Paraw Regatta Festival or Iloilo Paraw Regatta Festival is an annual festival held in February in the Villa de Arevalo district, Iloilo City, Philippines. Its main event is a sailboat race in Iloilo Strait that features the Paraw, a Visayan double outrigger sail boat. It is the oldest traditional craft event in Asia and the largest sailing event in the Philippines. It is one of Iloilo City’s tourism events along with the Dinagyang Festival, Kasadyahan Festival, Chinese New Year festival and La Candelaria Fiesta. The Iloilo Paraw Regatta began as a half-day sailboat race but is now a multi-day, multi-event festival.
The Paraw race course is a 30 kilometres  long, running up the coast of Panay and then down the coast of Guimaras, before returning to the finish at Villa Beach. Participating paraws are categorized based on the waterline length of the boat and further classified according to their sails as “unpainted” or “painted”. The sails are painted with colorful designs.

The first race started in 1973 with the mission to preserve the historic value of the paraws. It is held every 3rd weekend of February at Tatoy’s Manokan, Sto. Nino Sur, Villa, Iloilo City. Today, the event has grown from being a boat race to a festival with various interesting activities.

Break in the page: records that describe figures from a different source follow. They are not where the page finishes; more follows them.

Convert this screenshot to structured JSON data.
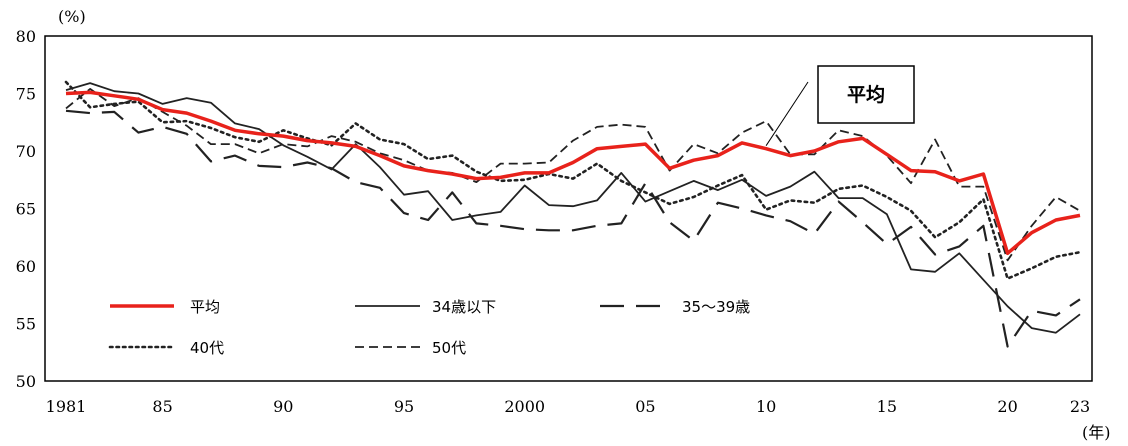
{
  "chart_data": {
    "type": "line",
    "ylabel": "(%)",
    "xunit": "(年)",
    "ylim": [
      50,
      80
    ],
    "yticks": [
      50,
      55,
      60,
      65,
      70,
      75,
      80
    ],
    "xlim": [
      1981,
      2023
    ],
    "xticks": [
      {
        "value": 1981,
        "label": "1981"
      },
      {
        "value": 1985,
        "label": "85"
      },
      {
        "value": 1990,
        "label": "90"
      },
      {
        "value": 1995,
        "label": "95"
      },
      {
        "value": 2000,
        "label": "2000"
      },
      {
        "value": 2005,
        "label": "05"
      },
      {
        "value": 2010,
        "label": "10"
      },
      {
        "value": 2015,
        "label": "15"
      },
      {
        "value": 2020,
        "label": "20"
      },
      {
        "value": 2023,
        "label": "23"
      }
    ],
    "x": [
      1981,
      1982,
      1983,
      1984,
      1985,
      1986,
      1987,
      1988,
      1989,
      1990,
      1991,
      1992,
      1993,
      1994,
      1995,
      1996,
      1997,
      1998,
      1999,
      2000,
      2001,
      2002,
      2003,
      2004,
      2005,
      2006,
      2007,
      2008,
      2009,
      2010,
      2011,
      2012,
      2013,
      2014,
      2015,
      2016,
      2017,
      2018,
      2019,
      2020,
      2021,
      2022,
      2023
    ],
    "series": [
      {
        "name": "平均",
        "color": "#e8221b",
        "style": "solid",
        "width": 3.5,
        "values": [
          75.0,
          75.1,
          74.8,
          74.5,
          73.6,
          73.3,
          72.6,
          71.8,
          71.5,
          71.3,
          70.9,
          70.7,
          70.4,
          69.6,
          68.7,
          68.3,
          68.0,
          67.6,
          67.7,
          68.1,
          68.1,
          69.0,
          70.2,
          70.4,
          70.6,
          68.5,
          69.2,
          69.6,
          70.7,
          70.2,
          69.6,
          70.0,
          70.8,
          71.1,
          69.7,
          68.3,
          68.2,
          67.4,
          68.0,
          61.1,
          62.9,
          64.0,
          64.4
        ]
      },
      {
        "name": "34歳以下",
        "color": "#222222",
        "style": "solid",
        "width": 1.8,
        "values": [
          75.3,
          75.9,
          75.2,
          75.0,
          74.1,
          74.6,
          74.2,
          72.4,
          71.9,
          70.5,
          69.5,
          68.4,
          70.6,
          68.6,
          66.2,
          66.5,
          64.0,
          64.4,
          64.7,
          67.0,
          65.3,
          65.2,
          65.7,
          68.1,
          65.6,
          66.5,
          67.4,
          66.6,
          67.5,
          66.1,
          66.9,
          68.2,
          65.9,
          65.9,
          64.5,
          59.7,
          59.5,
          61.1,
          58.8,
          56.5,
          54.6,
          54.2,
          55.8
        ]
      },
      {
        "name": "35～39歳",
        "color": "#222222",
        "style": "longdash",
        "width": 2.2,
        "values": [
          73.5,
          73.3,
          73.4,
          71.6,
          72.1,
          71.5,
          69.1,
          69.6,
          68.7,
          68.6,
          69.0,
          68.5,
          67.3,
          66.8,
          64.6,
          64.0,
          66.4,
          63.7,
          63.5,
          63.2,
          63.1,
          63.1,
          63.5,
          63.7,
          67.2,
          63.8,
          62.2,
          65.5,
          65.0,
          64.4,
          63.9,
          62.8,
          65.6,
          63.8,
          61.9,
          63.4,
          61.0,
          61.7,
          63.5,
          53.0,
          56.1,
          55.7,
          57.1
        ]
      },
      {
        "name": "40代",
        "color": "#222222",
        "style": "dotted",
        "width": 2.6,
        "values": [
          76.0,
          73.8,
          74.1,
          74.3,
          72.5,
          72.6,
          72.0,
          71.2,
          70.8,
          71.8,
          71.1,
          70.5,
          72.4,
          71.0,
          70.6,
          69.3,
          69.6,
          68.2,
          67.4,
          67.5,
          68.0,
          67.6,
          68.9,
          67.4,
          66.4,
          65.4,
          66.0,
          67.0,
          67.9,
          64.9,
          65.7,
          65.5,
          66.7,
          67.0,
          66.0,
          64.8,
          62.5,
          63.8,
          65.8,
          58.9,
          59.8,
          60.8,
          61.2
        ]
      },
      {
        "name": "50代",
        "color": "#222222",
        "style": "shortdash",
        "width": 1.8,
        "values": [
          73.7,
          75.4,
          73.9,
          74.6,
          73.4,
          72.2,
          70.6,
          70.6,
          69.8,
          70.6,
          70.4,
          71.3,
          70.8,
          69.8,
          69.2,
          68.3,
          68.1,
          67.3,
          68.9,
          68.9,
          69.0,
          70.9,
          72.1,
          72.3,
          72.1,
          68.3,
          70.6,
          69.8,
          71.6,
          72.6,
          69.7,
          69.7,
          71.8,
          71.3,
          69.6,
          67.2,
          71.0,
          66.9,
          66.9,
          60.5,
          63.5,
          66.0,
          64.8
        ]
      }
    ],
    "legend": [
      "平均",
      "34歳以下",
      "35～39歳",
      "40代",
      "50代"
    ],
    "annotation": {
      "text": "平均",
      "points_to_x": 2010
    }
  }
}
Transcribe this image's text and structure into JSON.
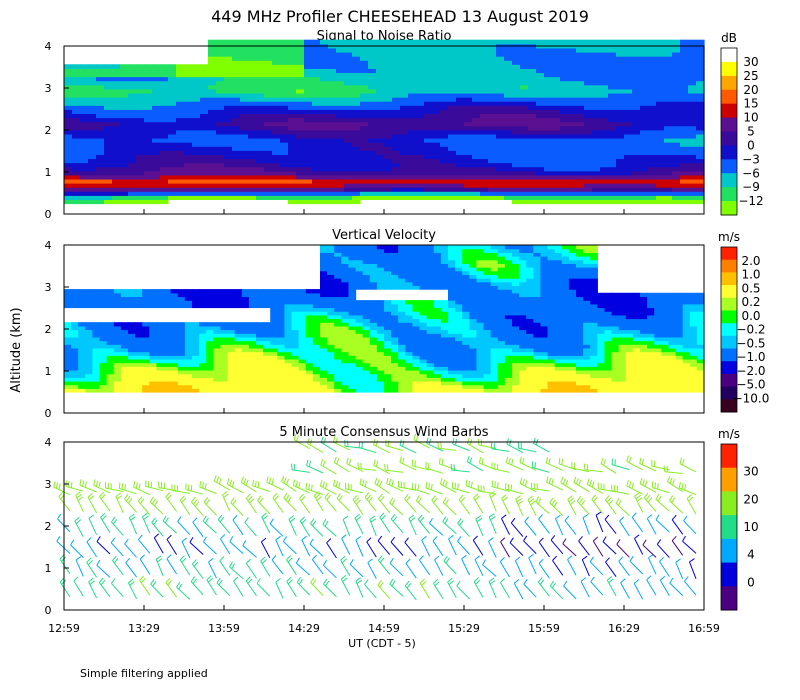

The Ilonggos take great pride in the celebration of a long and illustrious history, and, as such, so do the sailors and master craftsmen that continue the preservation of the old ways since the creation of this province, and its Hiligaynon birthright.

Dinagyang Festival

Dinagyang began after Rev. Fr. Ambrosio Galindez, the first Filipino Rector of the Agustinian Community and Parish Priest of the San Jose Parish introduced the devotion to Santo Niño in November 1967 after observing the Ati-Atihan Festival in the province of Aklan. On 1968, a replica of the original image of the Santo Niño de Cebu was brought to Iloilo by Fr. Sulpicio Enderez of Cebu as a gift to the Parish of San Jose. The faithful, led by members of Confradia del Santo Niño de Cebu, Iloilo Chapter, worked to give the image a fitting reception starting at the Iloilo Airport and parading down the streets of Iloilo.

In the beginning, the observance of the feast was confined to the parish. The Confradia patterned the celebration on the Ati-atihan of Ibajay, Aklan, where natives dance in the streets, their bodies covered with soot and ashes, to simulate the Atis dancing to celebrate the sale of Panay. It was these tribal groups who were the prototype of the present festival.

In 1977, the Marcos government ordered the various regions of the Philippines to come up with festivals or celebrations that could boost tourism and development. The City of Iloilo readily identified the Iloilo Ati-atihan as its project. At the same time the local parish could no longer handle the growing challenges of the festival. 
Dinagyang was voted as the best Tourism Event for 2006, 2007 and 2008 by the Association of Tourism Officers in the Philippines. It is the not the only one festivals in the world to get the support of the United Nations for the promotion of the Millennium Development Goals, and cited by the Asian Development Bank as Best Practice on government, private sector & NGO cooperatives.